While a majority of mothers (54%) said they have felt more connected to their families at home during COVID-19, many reported feeling less connected to others outside the home, such as friends (64%) and people from their religious/spiritual community (62%).

More than nine in 10 mothers (92%) said they feel safe and secure within their home.

Family roles and responsibilities have shifted as families adapt to the pandemic

Mothers saw a substantial increase in unpaid work. More than eight in 10 (82%) reported caring for children as a main activity during the pandemic, compared with 74% before the pandemic. Similarly, household work as a main activity increased from 65% pre-pandemic to 77% during the pandemic.

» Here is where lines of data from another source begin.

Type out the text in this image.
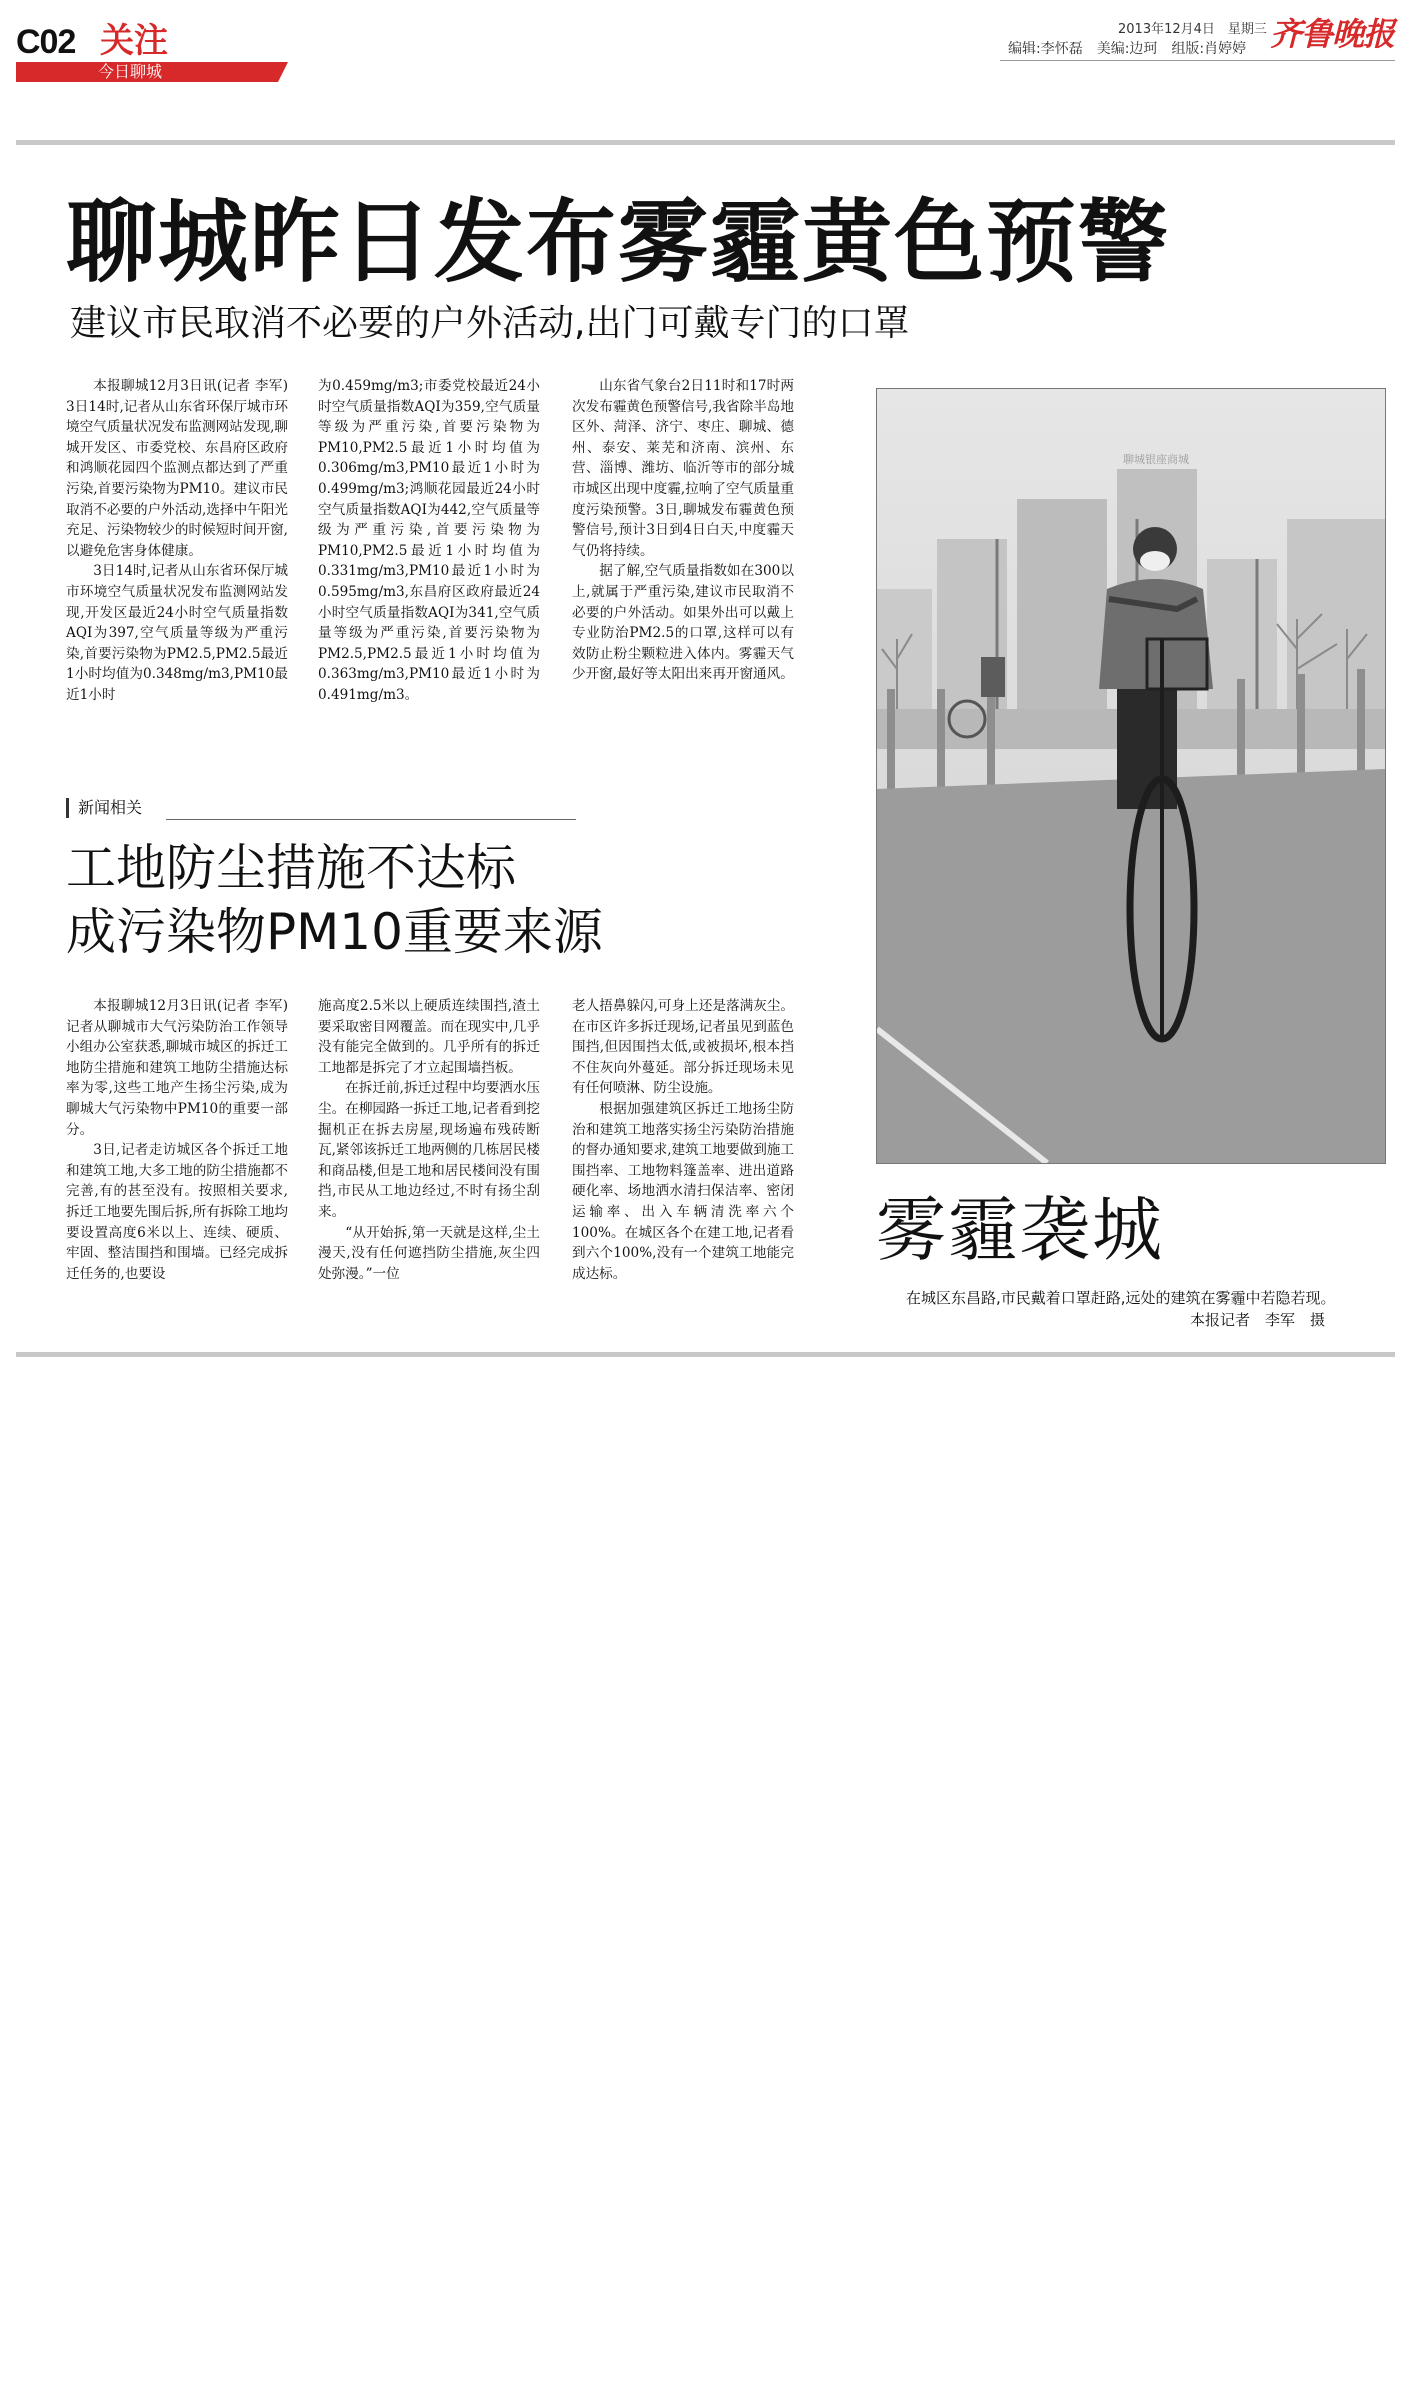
C02 关注
今日聊城
2013年12月4日　星期三
编辑:李怀磊 美编:边珂 组版:肖婷婷 齐鲁晚报
聊城昨日发布雾霾黄色预警
建议市民取消不必要的户外活动,出门可戴专门的口罩

本报聊城12月3日讯(记者 李军) 3日14时,记者从山东省环保厅城市环境空气质量状况发布监测网站发现,聊城开发区、市委党校、东昌府区政府和鸿顺花园四个监测点都达到了严重污染,首要污染物为PM10。建议市民取消不必要的户外活动,选择中午阳光充足、污染物较少的时候短时间开窗,以避免危害身体健康。

3日14时,记者从山东省环保厅城市环境空气质量状况发布监测网站发现,开发区最近24小时空气质量指数AQI为397,空气质量等级为严重污染,首要污染物为PM2.5,PM2.5最近1小时均值为0.348mg/m3,PM10最近1小时

为0.459mg/m3;市委党校最近24小时空气质量指数AQI为359,空气质量等级为严重污染,首要污染物为PM10,PM2.5最近1小时均值为0.306mg/m3,PM10最近1小时为0.499mg/m3;鸿顺花园最近24小时空气质量指数AQI为442,空气质量等级为严重污染,首要污染物为PM10,PM2.5最近1小时均值为0.331mg/m3,PM10最近1小时为0.595mg/m3,东昌府区政府最近24小时空气质量指数AQI为341,空气质量等级为严重污染,首要污染物为PM2.5,PM2.5最近1小时均值为0.363mg/m3,PM10最近1小时为0.491mg/m3。

山东省气象台2日11时和17时两次发布霾黄色预警信号,我省除半岛地区外、菏泽、济宁、枣庄、聊城、德州、泰安、莱芜和济南、滨州、东营、淄博、潍坊、临沂等市的部分城市城区出现中度霾,拉响了空气质量重度污染预警。3日,聊城发布霾黄色预警信号,预计3日到4日白天,中度霾天气仍将持续。

据了解,空气质量指数如在300以上,就属于严重污染,建议市民取消不必要的户外活动。如果外出可以戴上专业防治PM2.5的口罩,这样可以有效防止粉尘颗粒进入体内。雾霾天气少开窗,最好等太阳出来再开窗通风。

新闻相关
工地防尘措施不达标
成污染物PM10重要来源

本报聊城12月3日讯(记者 李军) 记者从聊城市大气污染防治工作领导小组办公室获悉,聊城市城区的拆迁工地防尘措施和建筑工地防尘措施达标率为零,这些工地产生扬尘污染,成为聊城大气污染物中PM10的重要一部分。

3日,记者走访城区各个拆迁工地和建筑工地,大多工地的防尘措施都不完善,有的甚至没有。按照相关要求,拆迁工地要先围后拆,所有拆除工地均要设置高度6米以上、连续、硬质、牢固、整洁围挡和围墙。已经完成拆迁任务的,也要设

施高度2.5米以上硬质连续围挡,渣土要采取密目网覆盖。而在现实中,几乎没有能完全做到的。几乎所有的拆迁工地都是拆完了才立起围墙挡板。

在拆迁前,拆迁过程中均要洒水压尘。在柳园路一拆迁工地,记者看到挖掘机正在拆去房屋,现场遍布残砖断瓦,紧邻该拆迁工地两侧的几栋居民楼和商品楼,但是工地和居民楼间没有围挡,市民从工地边经过,不时有扬尘刮来。

“从开始拆,第一天就是这样,尘土漫天,没有任何遮挡防尘措施,灰尘四处弥漫。”一位

老人捂鼻躲闪,可身上还是落满灰尘。在市区许多拆迁现场,记者虽见到蓝色围挡,但因围挡太低,或被损坏,根本挡不住灰向外蔓延。部分拆迁现场未见有任何喷淋、防尘设施。

根据加强建筑区拆迁工地扬尘防治和建筑工地落实扬尘污染防治措施的督办通知要求,建筑工地要做到施工围挡率、工地物料篷盖率、进出道路硬化率、场地洒水清扫保洁率、密闭运输率、出入车辆清洗率六个100%。在城区各个在建工地,记者看到六个100%,没有一个建筑工地能完成达标。

聊城银座商城
雾霾袭城
在城区东昌路,市民戴着口罩赶路,远处的建筑在雾霾中若隐若现。
本报记者　李军　摄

When mothers were asked about changes in household work and responsibilities during the pandemic, there was a slight increase in those who said they and their partner cared for their children “about equally” (from 31% before the pandemic to 35% when surveyed), though there was a larger increase in the equal sharing of household tasks (25% to 31%). This coincides with a decrease in those reporting it is “always me” doing household tasks (from 34% to 30%).

Household finances have been affected, particularly among younger mothers

More than one in five mothers (22%) said they have experienced a “major impact” on their family’s ability to meet financial obligations and essential needs because of the pandemic (e.g., rent, utilities, groceries). More of the younger mothers in their twenties (26%) felt the impact, compared with mothers who were older. A similar percentage of participants felt that their family’s financial situation was either worse (43%) or about the same (46%), compared with before COVID-19.

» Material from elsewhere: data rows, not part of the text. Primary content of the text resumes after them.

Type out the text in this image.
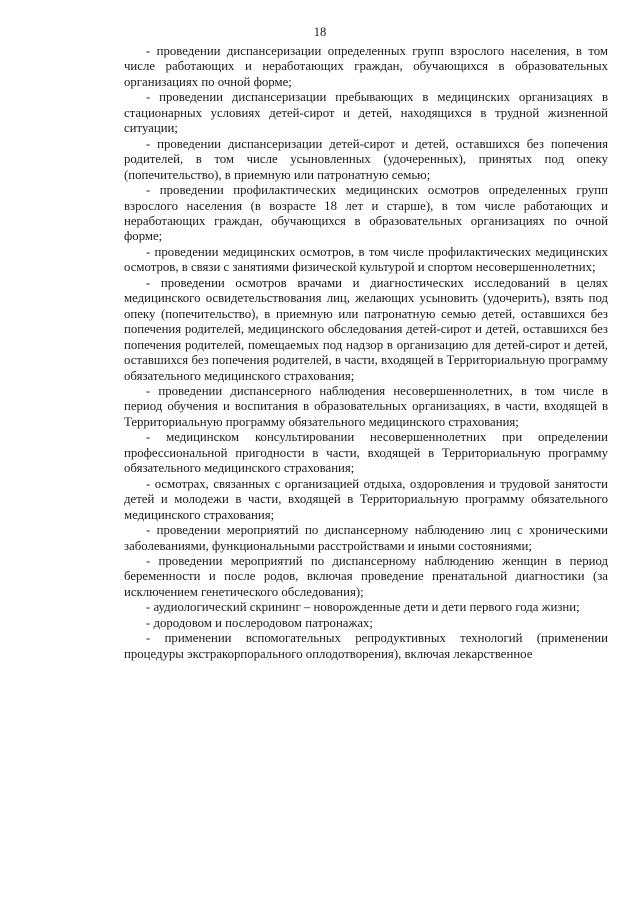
18

- проведении диспансеризации определенных групп взрослого населения, в том числе работающих и неработающих граждан, обучающихся в образовательных организациях по очной форме;

- проведении диспансеризации пребывающих в медицинских организациях в стационарных условиях детей-сирот и детей, находящихся в трудной жизненной ситуации;

- проведении диспансеризации детей-сирот и детей, оставшихся без попечения родителей, в том числе усыновленных (удочеренных), принятых под опеку (попечительство), в приемную или патронатную семью;

- проведении профилактических медицинских осмотров определенных групп взрослого населения (в возрасте 18 лет и старше), в том числе работающих и неработающих граждан, обучающихся в образовательных организациях по очной форме;

- проведении медицинских осмотров, в том числе профилактических медицинских осмотров, в связи с занятиями физической культурой и спортом несовершеннолетних;

- проведении осмотров врачами и диагностических исследований в целях медицинского освидетельствования лиц, желающих усыновить (удочерить), взять под опеку (попечительство), в приемную или патронатную семью детей, оставшихся без попечения родителей, медицинского обследования детей-сирот и детей, оставшихся без попечения родителей, помещаемых под надзор в организацию для детей-сирот и детей, оставшихся без попечения родителей, в части, входящей в Территориальную программу обязательного медицинского страхования;

- проведении диспансерного наблюдения несовершеннолетних, в том числе в период обучения и воспитания в образовательных организациях, в части, входящей в Территориальную программу обязательного медицинского страхования;

- медицинском консультировании несовершеннолетних при определении профессиональной пригодности в части, входящей в Территориальную программу обязательного медицинского страхования;

- осмотрах, связанных с организацией отдыха, оздоровления и трудовой занятости детей и молодежи в части, входящей в Территориальную программу обязательного медицинского страхования;

- проведении мероприятий по диспансерному наблюдению лиц с хроническими заболеваниями, функциональными расстройствами и иными состояниями;

- проведении мероприятий по диспансерному наблюдению женщин в период беременности и после родов, включая проведение пренатальной диагностики (за исключением генетического обследования);

- аудиологический скрининг – новорожденные дети и дети первого года жизни;

- дородовом и послеродовом патронажах;

- применении вспомогательных репродуктивных технологий (применении процедуры экстракорпорального оплодотворения), включая лекарственное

A major financial impact was reported by approximately one in five refugees (18%) and non-refugees (22%); however, non-refugees were almost twice as likely to report no impact to their finances as refugees (32% and 18%, respectively).

The study carried out by the Vanier Institute for the Family revealed some already anticipated findings, including the deepening of the pre-existing economic inequities to the point of hardship and worsening mental health challenges to an already vulnerable population. Yet, we are very encouraged to find that some families valued the time in lockdown together and shared distribution of household tasks, a testament to the resilience developed during their arduous journeys to Canada.

Natasha Vattikonda, Manager of Research and Advocacy, Mothers Matter Centre

Findings from this survey offer unique insights into the experiences and well-being of newcomer and refugee mothers involved with programs offered by the Mothers Matter Centre. As we continue to navigate the pandemic and adapt to new contexts, data on these experiences and adaptations will inform and facilitate evidence-based decision-making to support these mothers.